The TSDB is fed from two primary sources: international terrorist (IT) information from the Terrorist Identities Datamart Environment, a central database on known or suspected international terrorists maintained by the National Counterterrorism Center (NCTC) and domestic terrorist (DT) information from the Federal Bureau of Investigation (FBI). The TSDB in turn is used to compile various watchlists and screening systems:
- No Fly List – U.S. Department of Homeland Security
- Selectee List – U.S. Department of Homeland Security
- Interagency Border Inspection System (IBIS) – U.S. Department of Homeland Security
- National Automated Immigration Lookout System (NAILS) – U.S. Department of Homeland Security migrated to Treasury Enforcement Communications System (TECS)

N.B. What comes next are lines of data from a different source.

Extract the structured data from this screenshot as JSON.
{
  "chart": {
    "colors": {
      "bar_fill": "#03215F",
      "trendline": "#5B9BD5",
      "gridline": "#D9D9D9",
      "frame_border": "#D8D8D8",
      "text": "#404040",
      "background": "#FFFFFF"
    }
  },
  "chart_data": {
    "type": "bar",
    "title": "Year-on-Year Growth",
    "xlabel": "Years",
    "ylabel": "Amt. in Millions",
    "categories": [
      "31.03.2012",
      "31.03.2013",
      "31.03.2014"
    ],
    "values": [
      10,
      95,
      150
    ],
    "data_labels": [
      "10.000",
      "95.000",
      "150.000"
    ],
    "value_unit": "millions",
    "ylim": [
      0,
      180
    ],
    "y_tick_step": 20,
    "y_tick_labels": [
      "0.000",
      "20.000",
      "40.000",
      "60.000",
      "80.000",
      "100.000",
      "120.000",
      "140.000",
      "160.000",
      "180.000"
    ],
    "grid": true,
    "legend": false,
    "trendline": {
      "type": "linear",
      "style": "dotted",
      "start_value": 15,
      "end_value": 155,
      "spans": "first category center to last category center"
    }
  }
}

- Consular Lookout and Support System (CLASS) – U.S. Department of State
- Criminal Justice Information Services Division Warrant Information – U.S. Department of Justice
- Violent Gang and Terrorist Organization File (VGTOF) – U.S. Department of Justice
- Interpol Terrorism Watch List – U.S. Department of Justice
- Air Force Office of Special Investigations Top Ten Fugitive List – U.S. Department of Defense
- Automated Biometric Identification System – U.S. Department of Defense
- Integrated Automated Fingerprint Identification System – U.S. Department of Justice
The Justice Department's Office of Inspector General has criticized the list for frequent errors and slow response to complaints. An audit by the Office of Inspector General found that 38% of a 105 record sample contained inaccuracies. The Federal Bureau of Investigation has said it is redressing errors, and a 2006 review of the No Fly List reduced its size by half, from 71,872 records to 34,230 records.